Back in June, Nvidia revealed its (ending of) support plans for Windows 7 and Windows 8/8.1. It noted that in October it would simultaneously drop support for the near-10-year-old Kepler architecture GPUs. Now the time seems to have come, as the latest driver from Nvidia, the GeForce Game Ready 496.13 WHQL driver, enacts both these signposted changes.

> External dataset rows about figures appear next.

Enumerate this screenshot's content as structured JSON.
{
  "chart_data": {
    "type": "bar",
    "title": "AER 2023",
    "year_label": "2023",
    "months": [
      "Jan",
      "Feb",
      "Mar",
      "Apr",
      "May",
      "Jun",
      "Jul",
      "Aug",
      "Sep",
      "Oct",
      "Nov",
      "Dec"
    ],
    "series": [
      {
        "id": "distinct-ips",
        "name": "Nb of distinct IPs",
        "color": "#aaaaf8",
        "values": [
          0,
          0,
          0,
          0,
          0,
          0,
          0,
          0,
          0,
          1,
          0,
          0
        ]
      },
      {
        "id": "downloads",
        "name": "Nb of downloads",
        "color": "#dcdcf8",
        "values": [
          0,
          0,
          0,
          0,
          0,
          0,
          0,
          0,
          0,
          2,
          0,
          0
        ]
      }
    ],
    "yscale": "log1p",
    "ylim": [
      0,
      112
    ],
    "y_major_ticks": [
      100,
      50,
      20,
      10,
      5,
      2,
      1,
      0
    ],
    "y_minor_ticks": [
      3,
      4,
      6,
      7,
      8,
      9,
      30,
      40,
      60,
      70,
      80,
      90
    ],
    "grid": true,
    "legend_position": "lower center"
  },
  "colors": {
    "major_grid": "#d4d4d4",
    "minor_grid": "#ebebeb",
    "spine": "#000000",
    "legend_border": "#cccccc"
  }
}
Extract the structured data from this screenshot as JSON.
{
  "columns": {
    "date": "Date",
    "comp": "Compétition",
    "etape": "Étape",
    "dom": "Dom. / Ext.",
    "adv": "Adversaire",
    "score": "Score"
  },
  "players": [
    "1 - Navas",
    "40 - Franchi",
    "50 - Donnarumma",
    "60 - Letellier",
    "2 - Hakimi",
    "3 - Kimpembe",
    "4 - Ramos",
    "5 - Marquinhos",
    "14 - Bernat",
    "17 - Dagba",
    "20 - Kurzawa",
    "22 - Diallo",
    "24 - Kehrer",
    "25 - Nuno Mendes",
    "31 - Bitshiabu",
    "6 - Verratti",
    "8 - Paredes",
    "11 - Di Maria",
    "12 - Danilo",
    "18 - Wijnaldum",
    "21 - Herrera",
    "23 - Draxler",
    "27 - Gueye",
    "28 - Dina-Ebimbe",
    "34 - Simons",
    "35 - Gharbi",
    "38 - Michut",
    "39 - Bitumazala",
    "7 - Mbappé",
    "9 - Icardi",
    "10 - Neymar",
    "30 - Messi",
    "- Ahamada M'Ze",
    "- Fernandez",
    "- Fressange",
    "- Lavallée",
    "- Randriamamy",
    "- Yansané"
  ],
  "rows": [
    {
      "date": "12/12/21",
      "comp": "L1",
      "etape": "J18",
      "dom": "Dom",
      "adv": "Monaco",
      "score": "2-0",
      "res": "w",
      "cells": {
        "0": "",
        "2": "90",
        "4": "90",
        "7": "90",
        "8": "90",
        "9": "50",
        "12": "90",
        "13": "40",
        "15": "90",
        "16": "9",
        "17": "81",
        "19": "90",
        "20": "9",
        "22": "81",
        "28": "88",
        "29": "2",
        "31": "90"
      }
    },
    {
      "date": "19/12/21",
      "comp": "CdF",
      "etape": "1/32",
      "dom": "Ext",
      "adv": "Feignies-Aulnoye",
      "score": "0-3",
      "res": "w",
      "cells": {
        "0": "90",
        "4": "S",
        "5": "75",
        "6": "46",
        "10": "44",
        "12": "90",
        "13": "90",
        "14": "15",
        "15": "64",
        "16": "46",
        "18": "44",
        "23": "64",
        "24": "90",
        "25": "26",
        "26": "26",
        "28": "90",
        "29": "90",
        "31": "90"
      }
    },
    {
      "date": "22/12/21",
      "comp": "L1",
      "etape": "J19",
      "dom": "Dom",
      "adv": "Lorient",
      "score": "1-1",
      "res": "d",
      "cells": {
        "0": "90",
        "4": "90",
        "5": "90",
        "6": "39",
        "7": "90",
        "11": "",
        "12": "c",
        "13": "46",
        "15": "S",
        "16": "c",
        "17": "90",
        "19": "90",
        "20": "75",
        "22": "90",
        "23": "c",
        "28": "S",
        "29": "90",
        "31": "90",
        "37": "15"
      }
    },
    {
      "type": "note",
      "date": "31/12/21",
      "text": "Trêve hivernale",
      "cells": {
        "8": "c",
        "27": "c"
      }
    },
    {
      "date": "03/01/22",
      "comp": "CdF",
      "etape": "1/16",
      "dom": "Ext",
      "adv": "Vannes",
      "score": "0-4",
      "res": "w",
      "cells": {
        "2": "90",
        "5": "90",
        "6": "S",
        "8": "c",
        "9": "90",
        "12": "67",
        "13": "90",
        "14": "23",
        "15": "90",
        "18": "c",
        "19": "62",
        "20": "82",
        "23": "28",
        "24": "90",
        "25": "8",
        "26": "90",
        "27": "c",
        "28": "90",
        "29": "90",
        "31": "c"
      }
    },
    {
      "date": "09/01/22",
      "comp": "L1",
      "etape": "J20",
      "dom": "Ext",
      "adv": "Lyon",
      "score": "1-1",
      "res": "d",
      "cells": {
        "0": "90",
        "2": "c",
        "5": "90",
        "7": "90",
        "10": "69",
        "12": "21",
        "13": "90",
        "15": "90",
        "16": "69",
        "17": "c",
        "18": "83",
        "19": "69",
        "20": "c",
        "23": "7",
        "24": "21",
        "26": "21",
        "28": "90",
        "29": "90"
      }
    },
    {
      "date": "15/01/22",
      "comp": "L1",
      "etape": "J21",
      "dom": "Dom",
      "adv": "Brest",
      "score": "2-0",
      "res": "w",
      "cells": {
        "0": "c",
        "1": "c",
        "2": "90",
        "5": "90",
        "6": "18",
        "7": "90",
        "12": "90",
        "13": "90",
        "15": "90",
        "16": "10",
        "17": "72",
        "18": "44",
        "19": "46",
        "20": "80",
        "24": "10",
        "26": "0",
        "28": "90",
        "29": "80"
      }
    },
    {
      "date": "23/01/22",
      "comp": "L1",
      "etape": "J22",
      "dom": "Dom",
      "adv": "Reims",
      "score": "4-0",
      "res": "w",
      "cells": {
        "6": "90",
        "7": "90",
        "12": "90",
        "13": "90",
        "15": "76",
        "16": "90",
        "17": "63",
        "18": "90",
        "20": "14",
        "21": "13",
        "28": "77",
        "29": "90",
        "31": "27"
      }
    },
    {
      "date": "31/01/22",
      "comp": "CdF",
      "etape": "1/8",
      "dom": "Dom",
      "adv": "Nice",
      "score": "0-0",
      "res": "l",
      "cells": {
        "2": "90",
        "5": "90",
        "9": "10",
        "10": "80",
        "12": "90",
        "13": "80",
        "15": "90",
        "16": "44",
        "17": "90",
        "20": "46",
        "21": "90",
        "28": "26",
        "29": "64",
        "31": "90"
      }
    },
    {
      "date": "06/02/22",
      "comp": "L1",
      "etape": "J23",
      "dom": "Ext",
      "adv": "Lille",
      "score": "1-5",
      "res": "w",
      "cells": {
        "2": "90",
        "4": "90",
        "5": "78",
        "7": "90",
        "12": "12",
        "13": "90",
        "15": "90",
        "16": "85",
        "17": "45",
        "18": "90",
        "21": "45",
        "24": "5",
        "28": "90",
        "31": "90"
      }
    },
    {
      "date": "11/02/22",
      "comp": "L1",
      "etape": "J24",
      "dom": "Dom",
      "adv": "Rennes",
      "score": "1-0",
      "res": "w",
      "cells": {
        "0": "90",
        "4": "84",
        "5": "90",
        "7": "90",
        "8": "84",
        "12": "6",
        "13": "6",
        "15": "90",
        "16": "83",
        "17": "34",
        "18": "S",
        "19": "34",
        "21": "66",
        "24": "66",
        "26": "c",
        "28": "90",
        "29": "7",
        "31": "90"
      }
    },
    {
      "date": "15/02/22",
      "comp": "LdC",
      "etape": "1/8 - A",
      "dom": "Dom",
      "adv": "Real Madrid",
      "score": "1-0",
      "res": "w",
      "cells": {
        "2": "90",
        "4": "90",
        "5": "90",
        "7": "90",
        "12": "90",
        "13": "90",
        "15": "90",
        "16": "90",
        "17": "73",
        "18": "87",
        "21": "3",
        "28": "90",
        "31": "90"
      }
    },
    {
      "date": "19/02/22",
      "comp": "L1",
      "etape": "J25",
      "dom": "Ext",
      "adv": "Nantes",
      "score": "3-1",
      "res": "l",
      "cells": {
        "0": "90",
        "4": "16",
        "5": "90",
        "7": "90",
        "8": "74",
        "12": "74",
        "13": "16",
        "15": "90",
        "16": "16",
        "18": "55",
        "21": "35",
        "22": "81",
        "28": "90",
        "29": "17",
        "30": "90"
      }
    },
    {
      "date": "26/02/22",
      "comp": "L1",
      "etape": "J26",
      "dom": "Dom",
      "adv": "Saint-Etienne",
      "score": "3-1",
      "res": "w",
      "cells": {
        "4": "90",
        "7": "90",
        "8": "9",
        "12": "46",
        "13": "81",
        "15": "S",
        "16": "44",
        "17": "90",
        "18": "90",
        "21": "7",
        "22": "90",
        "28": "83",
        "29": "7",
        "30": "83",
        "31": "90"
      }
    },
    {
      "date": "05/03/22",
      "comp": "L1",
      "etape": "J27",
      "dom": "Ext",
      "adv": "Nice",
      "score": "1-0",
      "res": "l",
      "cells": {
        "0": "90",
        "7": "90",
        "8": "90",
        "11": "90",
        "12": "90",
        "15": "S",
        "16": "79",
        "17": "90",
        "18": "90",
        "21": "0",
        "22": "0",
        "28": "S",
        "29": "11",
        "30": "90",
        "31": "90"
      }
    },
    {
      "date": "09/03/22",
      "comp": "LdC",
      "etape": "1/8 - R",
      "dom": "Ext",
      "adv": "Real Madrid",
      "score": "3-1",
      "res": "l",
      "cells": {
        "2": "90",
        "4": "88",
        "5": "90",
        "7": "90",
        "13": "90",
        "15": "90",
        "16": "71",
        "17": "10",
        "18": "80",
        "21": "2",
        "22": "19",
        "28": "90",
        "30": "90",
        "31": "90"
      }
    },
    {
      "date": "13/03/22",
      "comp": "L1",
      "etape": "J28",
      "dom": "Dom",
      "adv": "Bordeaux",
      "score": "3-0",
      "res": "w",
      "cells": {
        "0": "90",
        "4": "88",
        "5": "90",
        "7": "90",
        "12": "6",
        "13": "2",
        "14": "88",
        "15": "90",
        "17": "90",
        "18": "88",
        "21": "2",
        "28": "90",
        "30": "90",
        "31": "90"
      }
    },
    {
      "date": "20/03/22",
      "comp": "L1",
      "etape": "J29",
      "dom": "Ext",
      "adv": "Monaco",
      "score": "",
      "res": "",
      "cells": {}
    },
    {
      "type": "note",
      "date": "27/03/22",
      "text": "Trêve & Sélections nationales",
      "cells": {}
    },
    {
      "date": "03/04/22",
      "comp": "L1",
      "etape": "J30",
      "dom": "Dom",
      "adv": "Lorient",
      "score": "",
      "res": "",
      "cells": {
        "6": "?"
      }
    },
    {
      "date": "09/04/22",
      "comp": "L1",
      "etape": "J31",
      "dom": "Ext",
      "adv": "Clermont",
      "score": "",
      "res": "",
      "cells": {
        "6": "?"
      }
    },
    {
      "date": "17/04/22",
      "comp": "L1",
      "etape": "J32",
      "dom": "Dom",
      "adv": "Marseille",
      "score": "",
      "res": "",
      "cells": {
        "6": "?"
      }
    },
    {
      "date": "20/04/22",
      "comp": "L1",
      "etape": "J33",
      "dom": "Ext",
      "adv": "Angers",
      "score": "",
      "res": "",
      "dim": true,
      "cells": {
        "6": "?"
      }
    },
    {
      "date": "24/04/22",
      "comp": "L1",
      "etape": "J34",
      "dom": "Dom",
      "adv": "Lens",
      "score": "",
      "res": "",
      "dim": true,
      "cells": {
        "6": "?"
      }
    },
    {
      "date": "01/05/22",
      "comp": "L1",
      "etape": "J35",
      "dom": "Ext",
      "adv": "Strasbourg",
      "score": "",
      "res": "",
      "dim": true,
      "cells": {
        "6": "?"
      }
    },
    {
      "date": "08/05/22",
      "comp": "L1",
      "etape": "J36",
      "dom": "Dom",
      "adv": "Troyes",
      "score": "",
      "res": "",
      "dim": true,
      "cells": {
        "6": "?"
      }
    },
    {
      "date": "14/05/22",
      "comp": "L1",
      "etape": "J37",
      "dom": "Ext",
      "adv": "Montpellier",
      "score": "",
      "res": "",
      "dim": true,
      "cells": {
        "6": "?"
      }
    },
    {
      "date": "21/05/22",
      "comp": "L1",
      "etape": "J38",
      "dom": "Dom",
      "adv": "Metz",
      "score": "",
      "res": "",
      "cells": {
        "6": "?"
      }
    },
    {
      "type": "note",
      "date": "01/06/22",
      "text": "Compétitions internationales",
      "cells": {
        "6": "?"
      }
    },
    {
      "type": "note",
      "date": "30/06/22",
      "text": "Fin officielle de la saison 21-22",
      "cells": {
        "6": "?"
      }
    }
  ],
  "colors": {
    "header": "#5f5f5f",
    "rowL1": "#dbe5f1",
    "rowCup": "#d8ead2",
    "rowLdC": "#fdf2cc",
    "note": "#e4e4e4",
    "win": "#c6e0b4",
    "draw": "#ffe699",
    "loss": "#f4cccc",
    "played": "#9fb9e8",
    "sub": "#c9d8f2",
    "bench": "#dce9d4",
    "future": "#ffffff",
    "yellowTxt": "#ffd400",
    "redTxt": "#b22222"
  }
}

Nvidia isn't really publicising the latest driver as one that leaves behind Windows 7 and 8/8.1 users, as well as Kepler GPU owners. That isn't a surprise, as it isn't a positive action from the end user point of view. Instead, it focuses on the optimisations delivered for the newly launched Back 4 Blood (with DLSS), as well as the Crysis Remastered Trilogy, and The Riftbreaker. Meanwhile, DLSS support continues to expand, being added to Baldur’s Gate 3, Chivalry 2, Rise of the Tomb Raider, Shadow of the Tomb Raider, and Sword and Fairy 7. Last but not least this Windows 11 ready driver has added 15 new GeForce Experience Optimal Playable Setting profiles for the latest games.
The support for Windows 7 and 8, as well as Kepler GPUs being withdrawn, is basically only evidenced by these products not being mentioned any more in the release notes. That is natural, though, why would a set of release notes include lists of stuff that aren't supported (except to note the transition)? The GPUs now supported by this driver are only the Ampere, Turing, Pascal and Maxwell architectures. This is true for both desktop and mobile parts. The GeForce GTX 750 Ti, GTX 750, and GTX 745 (OEM) will continue to get support as despite being in the 700 series they feature Maxwell GPUs.
Older OS users, still on Windows 7 and Windows 8/8.1 are similarly shut off from the latest optimisations and support added in GeForce Game Ready 496.13 WHQL. The last driver for all the hardware/software mentioned above is the 472.12 WHQL version, released on 20th September.
Lastly, in moving to the GeForce Game Ready 496.13 WHQL driver, Nvidia is only supplying the DCH (Declarative Componentized Hardware) version of the driver. DCH needs Windows 10 or newer, and is said to facilitate a smaller package (I just checked and the new v472.13 DCH driver is 830MB, but the most recent standard driver v472.12 was 'only' 701MB) and is also claimed to be faster to install.